Je ne pense pas vraiment me tromper en disant que Horns est un peu passé inaperçu à la fois dans les salles et dans les bacs. J’ai vu très peu de promo et c’est complètement par hasard que j’ai vu qu’il était enfin disponible en DVD alors que je l’attendais de pied ferme. Et pourtant, je ne connais pas spécialement la filmographie d’Alexandre Aja, je n’ai pas lu le livre du fils de Stephen King. Mais le fait est que j’apprécie l’acteur Daniel Radcliffe, notamment au travers de films comme What If ou La Dame en Noir. Et dès la première bande annonce, je sentais que ce film sentait bon.

Petit florilège de pourquoi ce film est cool :

  • D’abord, les acteurs. Radcliffe porte littéralement le film sur ses épaules en montrant des facettes de son talent qu’on n’avait pas forcément vu jusque là. Torturé, déprimé certes, mais aussi pervers, sadique et vertueux, le personnage d’Ignatius passe par différents états émotionnels et on suit le personnage et son évolution avec délectation. Qu’il soit désabusé ou qu’il embrasse sa vengeance, Ignatius fait parti de ses personnages charismatiques « romantique grunge » pour lesquelles j’ai une affection toute particulière quand ils sont bien traités. Juno Temple se fait rare à l’écran mais c’est toujours un plaisir pour les yeux quand elle apparaît.
  • Avec ses décors boisés canadiens, cette petite ville où tout le monde se connait et cette histoire d’assassinat de jeune fille en fleur, l’ambiance lorgne indéniablement vers Twin Peaks ! Et vous savez à quel point j’adore Twin Peaks !
  • Et c’est dans ce contexte Twinpeaksien qu’il est intéressant de voir comment le sérum de vérité peut agir sur les gens. Le trait de génie du livre/film tient surtout à cela. En anglais, je pense que le meilleur mot pour définir ce Horns serait « twisted », et on prend un plaisir jubilatoire à voir s’effondrer le vernis de la bienséance et la ville s’enfoncer peu à peu dans la folie à mesure que Ignatius embrasse la sienne avec le pouvoir octroyé par les cornes.
  • Hormis la fin grandiloquante, peut-être trop vite expédiée, la réalisation est fine et colle parfaitement au côté intimiste de la ville et de la quête du protagoniste à la frontière entre le bien et le mal. J’ai bien aimé aussi le travail sur la photographie, notamment dans les scènes flash-back.

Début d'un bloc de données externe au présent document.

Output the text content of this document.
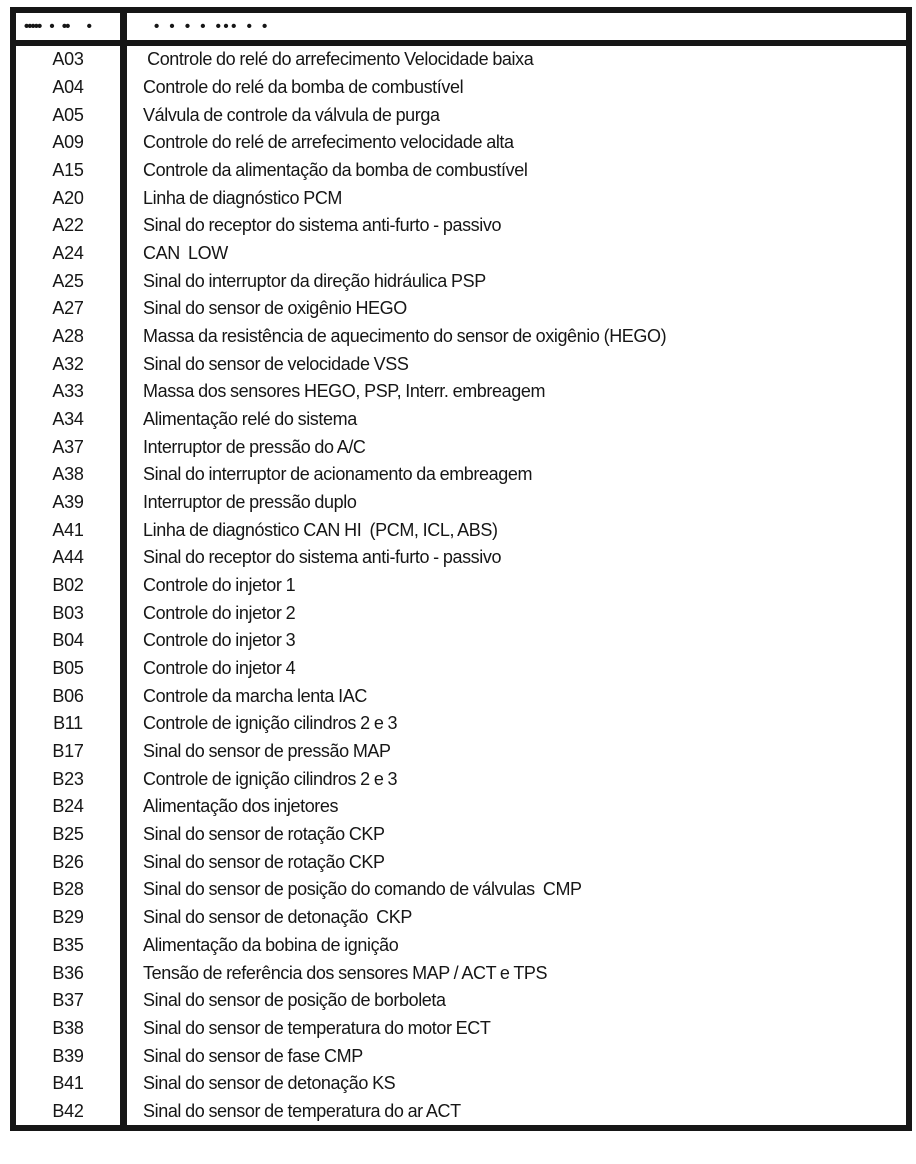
••••• • ••  •	• • • • ••• • •
A03	Controle do relé do arrefecimento Velocidade baixa
A04	Controle do relé da bomba de combustível
A05	Válvula de controle da válvula de purga
A09	Controle do relé de arrefecimento velocidade alta
A15	Controle da alimentação da bomba de combustível
A20	Linha de diagnóstico PCM
A22	Sinal do receptor do sistema anti-furto - passivo
A24	CAN  LOW
A25	Sinal do interruptor da direção hidráulica PSP
A27	Sinal do sensor de oxigênio HEGO
A28	Massa da resistência de aquecimento do sensor de oxigênio (HEGO)
A32	Sinal do sensor de velocidade VSS
A33	Massa dos sensores HEGO, PSP, Interr. embreagem
A34	Alimentação relé do sistema
A37	Interruptor de pressão do A/C
A38	Sinal do interruptor de acionamento da embreagem
A39	Interruptor de pressão duplo
A41	Linha de diagnóstico CAN HI  (PCM, ICL, ABS)
A44	Sinal do receptor do sistema anti-furto - passivo
B02	Controle do injetor 1
B03	Controle do injetor 2
B04	Controle do injetor 3
B05	Controle do injetor 4
B06	Controle da marcha lenta IAC
B11	Controle de ignição cilindros 2 e 3
B17	Sinal do sensor de pressão MAP
B23	Controle de ignição cilindros 2 e 3
B24	Alimentação dos injetores
B25	Sinal do sensor de rotação CKP
B26	Sinal do sensor de rotação CKP
B28	Sinal do sensor de posição do comando de válvulas  CMP
B29	Sinal do sensor de detonação  CKP
B35	Alimentação da bobina de ignição
B36	Tensão de referência dos sensores MAP / ACT e TPS
B37	Sinal do sensor de posição de borboleta
B38	Sinal do sensor de temperatura do motor ECT
B39	Sinal do sensor de fase CMP
B41	Sinal do sensor de detonação KS
B42	Sinal do sensor de temperatura do ar ACT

Horns : Photo Daniel Radcliffe

L’esthétique et le jeu des références dans la mise en scène…

  • La grande finesse de Horns, c’est de dépasser le simple cadre manichéen et la mythologie chrétienne (notamment le mythe de Lucifer) pour proposer un thriller fantastique plus subtile qu’il n’y parait sur les enjeux. Et encore « thriller fantastique », c’est réduire le champ d’expression du film. Car c’est aussi une comédie, mais aussi un teen movie, un drame, une romance, un film d’horreur… On peut saluer l’intelligence de l’écriture et de la mise en scène pour aller flirter avec brio avec de multiples genres sans jamais verser dans le pastiche ou se perdre en chemin. Du coup, le film a été très clairement markété dans l’esprit du moment : film fantastique pour ados. Ce qui est tellement frustrant et génial à la fois. Car c’est un film pour ado qui explose les limites du genre en foutant du cul, du gore, de l’humour noir et un héros prêt à bousiller la veuve et l’orphelin pour accomplir sa vengeance.
  • La bande son est vraiment fouillée et se targue de coller à l’humeur et aux motivations d’Ignatius. Heroes de David Bowie passé au ralenti dans la scène d’intro donne le ton. On trouvera aussi du Marilyn Manson, Pixies, The Flaming Lips, Fever Ray… Que du bon !

Horns : Photo Juno Temple

Bon, s’il fallait vraiment évoquer les points négatifs, on se plaindra du meurtrier évident et d’une fin soit trop facile soit trop en demi-teinte suivant votre appréciation. Mais bon, on ne va pas bouder son plaisir. J’ai même tellement apprécié le film que je me suis procuré le livre originel, ce qui n’arrive que très rarement dans le cadre des adaptations. Si ça c’est pas de la preuve.

Bref, Horns est un réel coup de coeur, un film réellement jubilatoire et je le recommande. Il arrive comme un vent de fraîcheur et il fait très clairement partie des films que j’aime voir, qui m’ont fait aimer le cinéma et qui me rappellent à mon envie d’en faire !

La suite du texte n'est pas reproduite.